According to Francis Nevins, this is Ellery Queen’s first short story to include a dying clue, that is, a clue left by the victim as immediately before death as possible. Here, the victim, an artist, painted a beard on a woman in a copy he was rendering of Rembrandt’s The Artist and His Wife, thus telling the world, “find the man cross-dressing as a woman, and you will find the person who murdered me.”
Believe it or not, back in 1934, some heterosexual men found themselves sexually insecure, or even threatened, around cross-dressers. This shows up full tilt in The Bearded Lady, or The Sinister Beard, as it was called when it originally appeared in the August, 1934 issue of Mystery.
First, of interest, is the use of the word “wench.” I do not recall it being used in any of the cousins other writings, but here it is, twice. In the opening paragraphs, Ellery compares life, and himself, to a “Spanish wench.” I’ll spare you the details. Further on, a Long Island detective refers to another character, the one who found the corpse, as a “Nice wench, by God!” Without breaking dialogue, he immediately goes on to say there are no alibis. blah, blah blah.

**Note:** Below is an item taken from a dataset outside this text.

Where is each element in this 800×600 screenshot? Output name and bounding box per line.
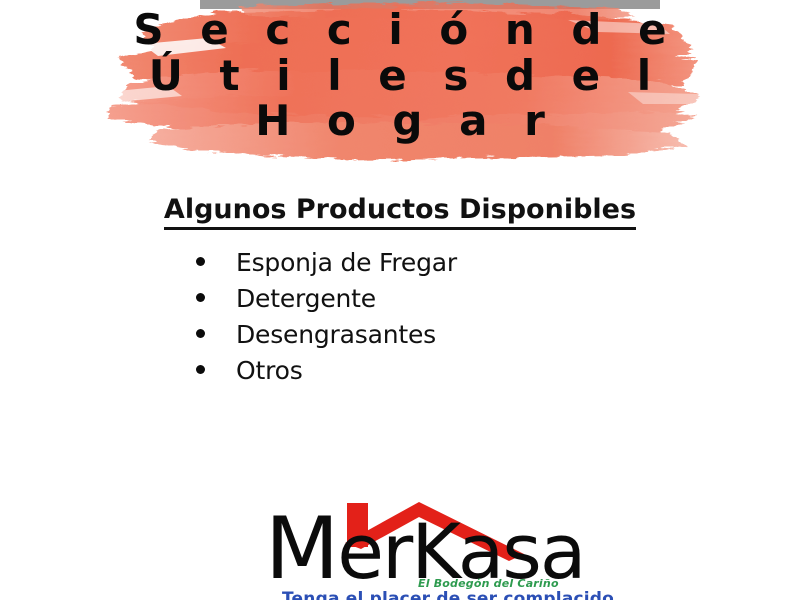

Throughout the story, the writers go severely out of their way to support Ellery’s heterosexuality with an obsessive observance of women as sexual objects.
Each time a female character is introduced, her attractive physical traits are mentioned, even if they have been mentioned before. For instance, at one point in the story, smokes billows from a room, fire is assumed, pandemonium ensues as the characters, confused, try to make sense of what is happening. How is this scene described? What is highlighted? Here you go:
Thick smoke was curling about her slender ankles, and the moonlight
shining through the corridor-window behind her silhouetted her long
plump trembling shanks through the thin nightgown.
Aren’t we all glad we do not live in such an age of heightened sexual insecurity?
That’s right, you pointed it out right. But – anyway – this puzzle-mystery is first-class, maybe the better, in my opinion, of the whole volume “The adventures of EQ”.